Ageism is fact of live on TV
Kate Humble is resigned to losing her job: “Old women don’t get on the telly”
| Photo: CHRISTOPHER JONES|
By Anita Singh, Showbusiness Editor
Humble, 43, hosted Springwatch and a recent spin-off, Winterwatch, for BBC Two. Her latest programme, Orbit: Earth’s Extraordinary Journey, begins on the channel next week.
However, Humble said she will not be upset when the presenting jobs dry up.
“The reality is I’m either not going to want telly or telly is not going to want me. I’m not going to start sobbing into my beer because I’m getting older and old women don’t get on the telly. It’s just a fact,” she told the Radio Times.
Humble, a Telegraph columnist, claimed she would be content to retire and run her farm in Monmouthshire when she can no longer get decent television work.
“TV is a fantastic job but I have never wanted it to be my life,” she said.

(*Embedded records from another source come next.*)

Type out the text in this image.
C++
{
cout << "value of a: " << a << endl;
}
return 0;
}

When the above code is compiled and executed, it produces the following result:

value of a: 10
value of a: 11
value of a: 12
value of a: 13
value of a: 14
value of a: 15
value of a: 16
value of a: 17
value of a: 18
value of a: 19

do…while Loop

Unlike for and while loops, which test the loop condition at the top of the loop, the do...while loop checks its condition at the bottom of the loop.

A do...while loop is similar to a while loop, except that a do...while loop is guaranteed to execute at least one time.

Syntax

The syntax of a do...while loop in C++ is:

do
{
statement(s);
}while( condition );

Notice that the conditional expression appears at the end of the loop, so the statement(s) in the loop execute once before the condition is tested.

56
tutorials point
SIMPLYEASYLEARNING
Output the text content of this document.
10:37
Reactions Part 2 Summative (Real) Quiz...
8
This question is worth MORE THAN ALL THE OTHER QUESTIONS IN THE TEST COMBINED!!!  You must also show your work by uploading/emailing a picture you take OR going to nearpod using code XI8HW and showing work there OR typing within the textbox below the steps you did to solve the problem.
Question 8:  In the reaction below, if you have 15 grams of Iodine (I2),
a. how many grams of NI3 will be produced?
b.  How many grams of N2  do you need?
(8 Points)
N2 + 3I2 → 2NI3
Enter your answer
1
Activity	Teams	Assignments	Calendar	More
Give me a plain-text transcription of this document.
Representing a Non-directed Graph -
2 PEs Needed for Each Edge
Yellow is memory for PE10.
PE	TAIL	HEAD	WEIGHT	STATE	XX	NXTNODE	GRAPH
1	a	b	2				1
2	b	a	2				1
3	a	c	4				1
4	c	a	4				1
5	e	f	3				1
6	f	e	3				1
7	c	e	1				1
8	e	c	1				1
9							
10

Mark Thompson, the BBC director-general, admitted recently that there are “manifestly too few older women” in high-profile presenting roles.
Miriam O’Reilly, a BBC presenter, won a landmark age discrimination tribunal against the corporation after she was sacked from Countryfile.
Rowan Atkinson last week defended the right to sack presenters on the basis of age, saying O’Reilly’s case was an “attack on creative free expression”.